0
votes

I have a matrix of 6x6 numbers and I'm writing a prolog code that gives me the numbers in a certain row, column or square. For instance:

   0n 1n 2n 3n 4n 5n
0n [[1,2,3,4,5,6]
1n [2,3,4,5,6,1]
2n [3,4,5,6,1,2]
3n [4,5,6,1,2,3]
4n [5,6,1,2,3,4]
5n [6,1,2,3,4,5]]

I already have code for rows and columns, which is something like:

row(1,[A|_],A).
row(Y,[_|B],X) :-
    Y-1 is Y1,
    row(Y1,B,X).

But now I'm stuck on how to generate a 3x3 square. I want to work with coordinates, so the first argument should be something like (1,3) and it will give the square of row 1n and column 3n, then the matrix as the second and the numbers in the square as third argument. Does anyone have any tips? I was thinking I might have to work with a head tail pattern again; getting the first three numbers of the given row/column, then doing this three times, but I don't know how or if this is possible and effective.
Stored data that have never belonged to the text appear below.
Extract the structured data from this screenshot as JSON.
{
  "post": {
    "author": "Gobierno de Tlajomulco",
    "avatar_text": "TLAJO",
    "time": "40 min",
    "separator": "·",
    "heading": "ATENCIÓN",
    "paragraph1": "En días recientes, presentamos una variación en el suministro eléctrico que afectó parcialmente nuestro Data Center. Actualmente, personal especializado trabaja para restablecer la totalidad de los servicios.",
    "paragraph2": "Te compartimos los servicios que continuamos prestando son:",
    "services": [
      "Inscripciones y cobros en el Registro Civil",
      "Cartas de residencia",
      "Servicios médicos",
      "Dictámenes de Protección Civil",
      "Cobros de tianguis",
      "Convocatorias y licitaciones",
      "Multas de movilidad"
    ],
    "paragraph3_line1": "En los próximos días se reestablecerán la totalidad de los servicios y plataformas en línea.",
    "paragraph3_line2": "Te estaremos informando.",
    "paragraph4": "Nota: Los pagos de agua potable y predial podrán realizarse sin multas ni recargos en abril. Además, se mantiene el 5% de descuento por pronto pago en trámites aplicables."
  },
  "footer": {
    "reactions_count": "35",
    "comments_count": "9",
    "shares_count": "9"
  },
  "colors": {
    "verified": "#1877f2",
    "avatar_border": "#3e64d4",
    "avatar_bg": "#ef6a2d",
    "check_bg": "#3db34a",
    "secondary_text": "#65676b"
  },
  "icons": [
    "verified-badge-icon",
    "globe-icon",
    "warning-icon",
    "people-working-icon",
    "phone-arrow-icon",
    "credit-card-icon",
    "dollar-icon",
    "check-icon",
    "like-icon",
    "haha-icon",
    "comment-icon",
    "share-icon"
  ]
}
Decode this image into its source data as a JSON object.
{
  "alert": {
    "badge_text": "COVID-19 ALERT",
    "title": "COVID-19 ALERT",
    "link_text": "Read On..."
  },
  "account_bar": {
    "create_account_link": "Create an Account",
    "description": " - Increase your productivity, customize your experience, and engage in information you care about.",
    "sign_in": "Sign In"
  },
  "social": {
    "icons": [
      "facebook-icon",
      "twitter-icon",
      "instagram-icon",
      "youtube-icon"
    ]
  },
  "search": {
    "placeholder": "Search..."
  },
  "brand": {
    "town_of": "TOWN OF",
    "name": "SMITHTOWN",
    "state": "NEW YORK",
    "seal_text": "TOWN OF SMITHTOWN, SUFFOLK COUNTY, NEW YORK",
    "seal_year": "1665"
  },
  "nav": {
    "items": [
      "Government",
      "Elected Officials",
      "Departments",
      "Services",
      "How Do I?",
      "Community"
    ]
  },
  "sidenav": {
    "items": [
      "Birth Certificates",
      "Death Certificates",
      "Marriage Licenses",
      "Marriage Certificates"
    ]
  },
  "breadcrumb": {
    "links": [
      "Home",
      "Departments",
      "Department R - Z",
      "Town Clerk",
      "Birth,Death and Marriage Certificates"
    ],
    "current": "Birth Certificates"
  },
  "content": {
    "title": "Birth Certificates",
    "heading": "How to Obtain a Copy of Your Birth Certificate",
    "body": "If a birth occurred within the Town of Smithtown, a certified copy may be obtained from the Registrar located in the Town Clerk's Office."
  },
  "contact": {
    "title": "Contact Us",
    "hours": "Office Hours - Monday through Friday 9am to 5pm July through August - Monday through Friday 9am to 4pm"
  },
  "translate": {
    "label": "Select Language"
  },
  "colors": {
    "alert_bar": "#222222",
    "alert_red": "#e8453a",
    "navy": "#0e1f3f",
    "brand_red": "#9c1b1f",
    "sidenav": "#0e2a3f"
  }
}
Any comments are greatly appreciated!

1
No need to work with that pattern in the first case either. Prolog has an nth1/3 predicate.Willem Van Onsem

1 Answers

0
votes

First of all, your predicate to obtain the row, is not safe:

row(1,[A|_],A).
row(Y,[_|B],X) :-
    Y-1 is Y1,
    row(Y1,B,X).

In case I query for row(0,[1,4,2,5],X). it will get stuck into an infinite loop immediately, in case i work with row(2,[1,4,2,5]). it will first give me the correct result, but then get into an infinite loop when searching for more answers.

A better approach would be:

row(1,[A|_],A).
row(Y,[_|B],X) :-
    Y > 1,
    Y-1 is Y1,
    row(Y1,B,X).

Since now the Y > 1 guards the fact that you will not perform recursion if Y is less than or equal to 1.

That being said, you do not need to construct this predicate yourself: most Prolog interpreters already have such a predicate: nth1/3:

nth1(?Index, ?List, ?Elem)

Is true when Elem is the Index'th element of List. Counting starts at 1.

If you can assume that this predicate exists, you can use:

elem(I,J,Matrix,Cell) :-
    nth1(I,Matrix,Row),
    nth1(J,Row,Cell).

Where I is the number of the row, and J the number of the column we wish to fetch.

In case it does not exists, I suggest renaming your row/3 predicate to nth1/3 since it is equivalent.

In case you want to start counting at 0 (which the top of your question suggests), you can use nth0/3 instead of nth1/3.